On the 15th, Korea Investment & Securities expected full-scale disclosure of clinical results and technology transfer for SCM Life Science next year. The listing of U.S. affiliates on NASDAQ also reflected the value of the stake, predicting a positive stock price trend. Investment opinions and target stock prices were not presented.
Coimune, an affiliate of SCM Life Science, announced the results of phase 1 and 2a clinical trials of the same "CARCIK-CD19"-based acute lymphocytic leukemia cell therapy (CMN-005) at the American Society for Hematologic Cancer (ASH).
Co-Immune was co-founded in the United States by SCM Life Science and Genexine. SCM Life Science owns a 26.8% stake in Coimune.
Clinical trials confirmed complete response in 13 out of 21 (61.9%) patients. COIMUNE plans to push for listing in the second half of next year when attracting investment in Series B is completed in the first quarter of next year. It is explained that it is about six months ahead of the existing listing plan in 2023.

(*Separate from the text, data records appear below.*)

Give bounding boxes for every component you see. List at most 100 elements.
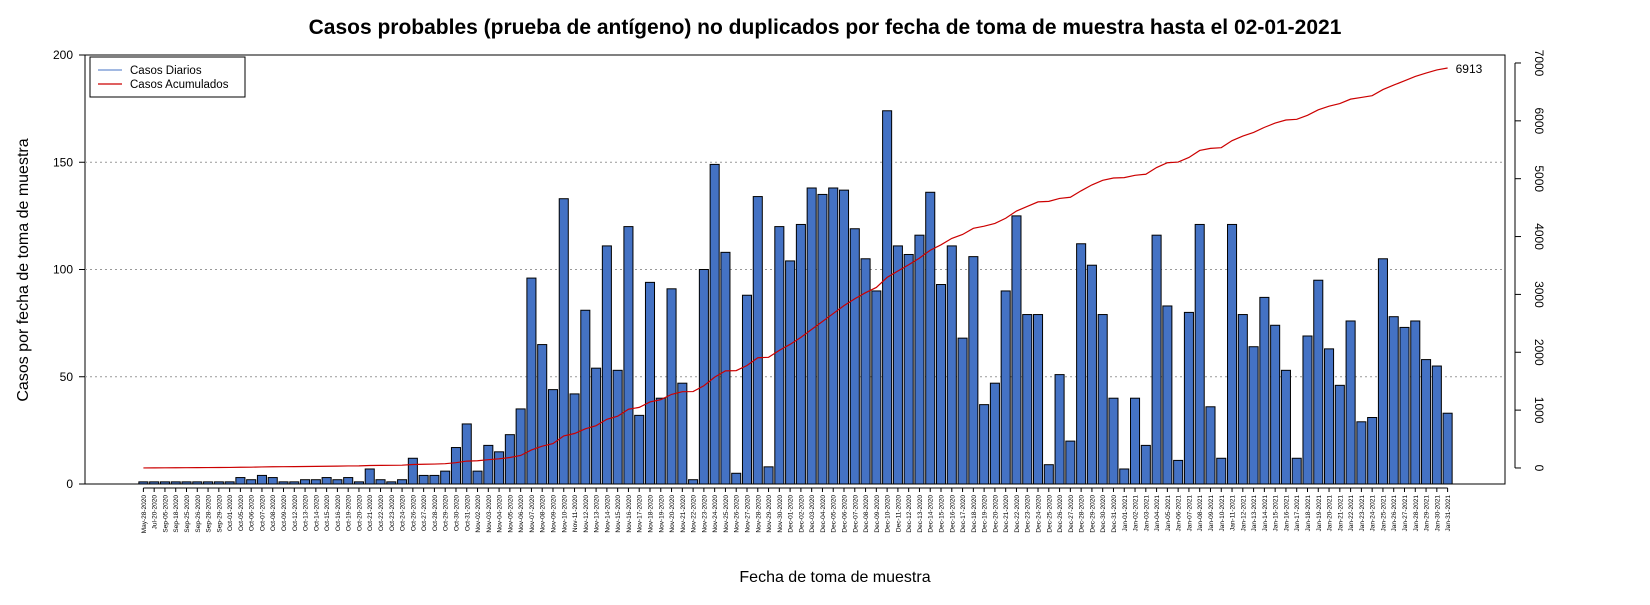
x-tick-label: Jan-24-2021: [1370, 495, 1377, 532]
x-tick-label: Dec-31-2020: [1111, 495, 1118, 533]
x-tick-label: Nov-06-2020: [518, 495, 525, 533]
x-tick-label: Oct-23-2020: [389, 495, 396, 532]
x-tick-label: Jan-17-2021: [1294, 495, 1301, 532]
bar: [450, 447, 461, 485]
bar: [968, 256, 979, 485]
x-tick-label: Jan-15-2021: [1273, 495, 1280, 532]
bar: [1130, 397, 1141, 485]
x-tick-label: Dec-03-2020: [809, 495, 816, 533]
x-tick-label: Dec-13-2020: [917, 495, 924, 533]
bar: [1086, 264, 1097, 485]
bar: [429, 474, 440, 485]
legend-label: Casos Diarios: [130, 65, 202, 77]
bar: [181, 481, 192, 485]
bar: [1431, 365, 1442, 485]
bar: [504, 434, 515, 485]
bar: [407, 457, 418, 485]
bar: [375, 479, 386, 485]
x-tick-label: Jan-20-2021: [1327, 495, 1334, 532]
bar: [1183, 311, 1194, 485]
x-tick-label: Jan-16-2021: [1283, 495, 1290, 532]
bar: [256, 474, 267, 485]
x-tick-label: Dec-10-2020: [885, 495, 892, 533]
x-tick-label: Nov-27-2020: [744, 495, 751, 533]
bar: [170, 481, 181, 485]
x-tick-label: Dec-05-2020: [831, 495, 838, 533]
x-tick-label: Dec-25-2020: [1046, 495, 1053, 533]
x-tick-label: Nov-23-2020: [701, 495, 708, 533]
bar: [1367, 417, 1378, 485]
x-tick-label: Dec-04-2020: [820, 495, 827, 533]
x-tick-label: Jan-02-2021: [1133, 495, 1140, 532]
bar: [601, 245, 612, 485]
x-tick-label: Oct-26-2020: [410, 495, 417, 532]
bar: [838, 189, 850, 485]
x-tick-label: Oct-16-2020: [335, 495, 342, 532]
x-tick-label: Jan-26-2021: [1391, 495, 1398, 532]
bar: [860, 258, 871, 485]
y-axis-label: Casos por fecha de toma de muestra: [15, 138, 32, 401]
x-tick-label: Oct-14-2020: [313, 495, 320, 532]
x-tick-label: Jan-09-2021: [1208, 495, 1215, 532]
bar: [1259, 296, 1270, 485]
bar: [343, 477, 354, 485]
bar: [332, 479, 343, 485]
bar: [1334, 384, 1345, 485]
x-tick-label: Nov-09-2020: [550, 495, 557, 533]
x-tick-label: May-28-2020: [141, 495, 148, 534]
bar: [935, 284, 947, 485]
x-tick-label: Oct-05-2020: [238, 495, 245, 532]
bar: [1216, 457, 1227, 485]
x-tick-label: Sep-26-2020: [195, 495, 202, 533]
y2-tick-label: 5000: [1532, 165, 1546, 192]
bar: [1313, 279, 1324, 485]
bar: [612, 369, 623, 485]
bar: [644, 281, 656, 485]
bar: [386, 481, 397, 485]
x-tick-label: Nov-26-2020: [734, 495, 741, 533]
bar: [483, 444, 494, 485]
x-tick-label: Sep-05-2020: [162, 495, 169, 533]
bar: [795, 223, 806, 485]
bar: [537, 344, 548, 485]
y-tick-label: 50: [60, 370, 74, 384]
bar: [353, 481, 364, 485]
bar: [752, 196, 763, 485]
x-tick-label: Oct-15-2020: [324, 495, 331, 532]
bar: [310, 479, 321, 485]
x-tick-label: Jan-28-2021: [1413, 495, 1420, 532]
x-tick-label: Jan-12-2021: [1240, 495, 1247, 532]
bar: [192, 481, 203, 485]
x-tick-label: Jan-11-2021: [1230, 495, 1237, 531]
y-tick-label: 100: [53, 263, 73, 277]
bar: [1011, 215, 1022, 485]
x-tick-label: Nov-30-2020: [777, 495, 784, 533]
bar: [246, 479, 257, 485]
x-tick-label: Oct-29-2020: [443, 495, 450, 532]
bar: [1162, 305, 1173, 485]
x-tick-label: Oct-12-2020: [292, 495, 299, 532]
x-tick-label: Dec-17-2020: [960, 495, 967, 533]
bar: [1054, 374, 1065, 485]
bar: [1410, 320, 1421, 485]
x-tick-label: Dec-07-2020: [852, 495, 859, 533]
x-tick-label: Dec-30-2020: [1100, 495, 1107, 533]
x-tick-label: Dec-26-2020: [1057, 495, 1064, 533]
x-tick-label: Dec-23-2020: [1025, 495, 1032, 533]
bar: [946, 245, 957, 485]
x-tick-label: Nov-21-2020: [680, 495, 687, 533]
bar: [1076, 243, 1087, 485]
bar: [235, 477, 246, 485]
x-tick-label: Nov-14-2020: [604, 495, 611, 533]
bar: [1140, 444, 1151, 485]
bar: [278, 481, 289, 485]
bar: [957, 337, 968, 485]
bar: [569, 393, 580, 485]
x-tick-label: Dec-21-2020: [1003, 495, 1010, 533]
x-tick-label: Oct-31-2020: [464, 495, 471, 532]
bar: [580, 309, 591, 485]
bar: [213, 481, 224, 485]
x-tick-label: Nov-08-2020: [540, 495, 547, 533]
bar: [903, 253, 914, 485]
y2-tick-label: 1000: [1532, 397, 1546, 424]
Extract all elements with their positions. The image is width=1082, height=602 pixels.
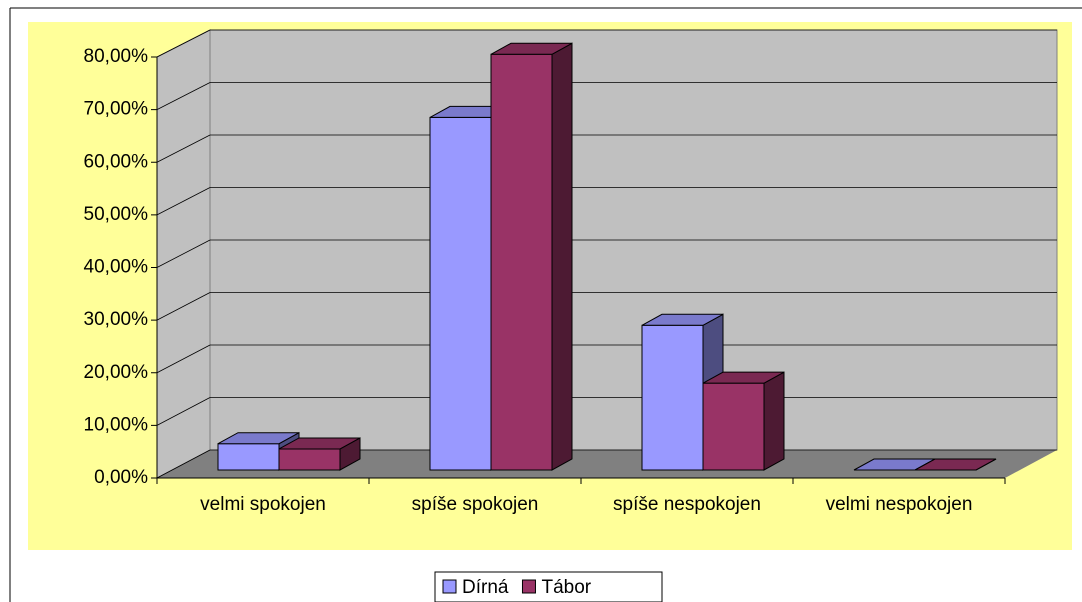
floor — [157, 450, 1057, 478]
bar-top — [278, 437, 361, 450]
bar-side — [551, 42, 573, 471]
x-tick-label: velmi spokojen — [200, 494, 326, 515]
x-tick-label: velmi nespokojen — [825, 494, 973, 515]
bar — [217, 443, 280, 471]
bar — [278, 448, 341, 471]
bar — [429, 116, 492, 471]
bar — [702, 382, 765, 471]
grid-line — [156, 292, 211, 321]
bar-top — [914, 458, 997, 471]
bar-top — [702, 371, 785, 384]
grid-line — [156, 82, 211, 110]
grid-line — [156, 29, 211, 58]
grid-line — [156, 397, 211, 426]
grid-line — [156, 449, 211, 479]
y-tick-label: 50,00% — [84, 204, 149, 225]
bar-top — [217, 432, 300, 445]
x-tick-label: spíše spokojen — [411, 494, 539, 515]
legend-swatch — [442, 579, 457, 594]
grid-line — [156, 344, 211, 374]
y-tick-label: 80,00% — [84, 46, 149, 67]
y-tick-label: 30,00% — [84, 309, 149, 330]
grid-line — [156, 187, 211, 216]
y-tick-label: 40,00% — [84, 257, 149, 278]
bar-side — [763, 371, 785, 471]
bar-top — [490, 42, 573, 55]
grid-line — [156, 239, 211, 268]
bar-top — [641, 313, 724, 326]
bar — [641, 324, 704, 471]
y-tick-label: 10,00% — [84, 414, 149, 435]
y-tick-label: 0,00% — [94, 467, 148, 488]
legend-label: Dírná — [462, 577, 509, 598]
y-tick-label: 20,00% — [84, 362, 149, 383]
legend-label: Tábor — [541, 577, 591, 598]
x-tick-label: spíše nespokojen — [613, 494, 761, 515]
bar — [490, 53, 553, 471]
legend — [434, 571, 663, 602]
y-tick-label: 60,00% — [84, 151, 149, 172]
grid-line — [156, 134, 211, 163]
legend-swatch — [521, 579, 536, 594]
y-tick-label: 70,00% — [84, 99, 149, 120]
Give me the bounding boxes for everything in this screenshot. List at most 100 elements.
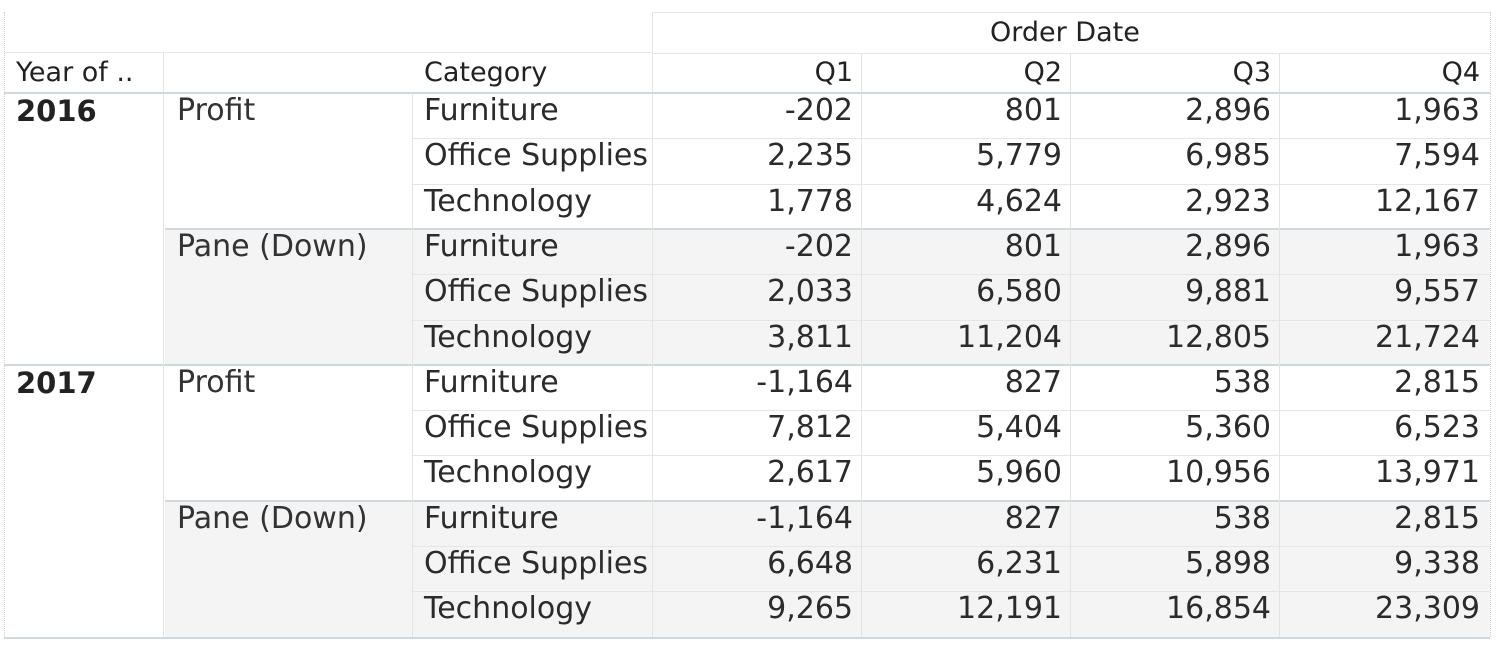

Allogene and Sana, which are currently developing allogeneic chimeric antigen receptor T-cell (CAR-T) treatments, have market caps of $2 billion and $3.4 billion, respectively. Through this clinical result, it is expected that Coimune will be recognized for its high value if it is listed. Researcher Chung Song-hoon said, "The value of Coimune's stake held by SCM Life Science will also draw attention."
Next year, two domestic clinical results will also be released. The goal is to release the results of phase 2a clinical trials of acute pancreatitis treatments designated as rare drugs in the third quarter of next year, and then proceed with phase 2b and release them in Korea in 2025.
Moderate to Severe Atopic Drmatitis medicine is expected to complete the recruitment of patients for phase 2 this year and release the results in the fourth quarter of next year. If the domestic clinical results are positive, the company plan to proceed with technology transfer. In addition, it is preparing for clinical trials in the US, and plans to get phase 2 approval from the US Food and Drug Administration (FDA) in the middle of next year.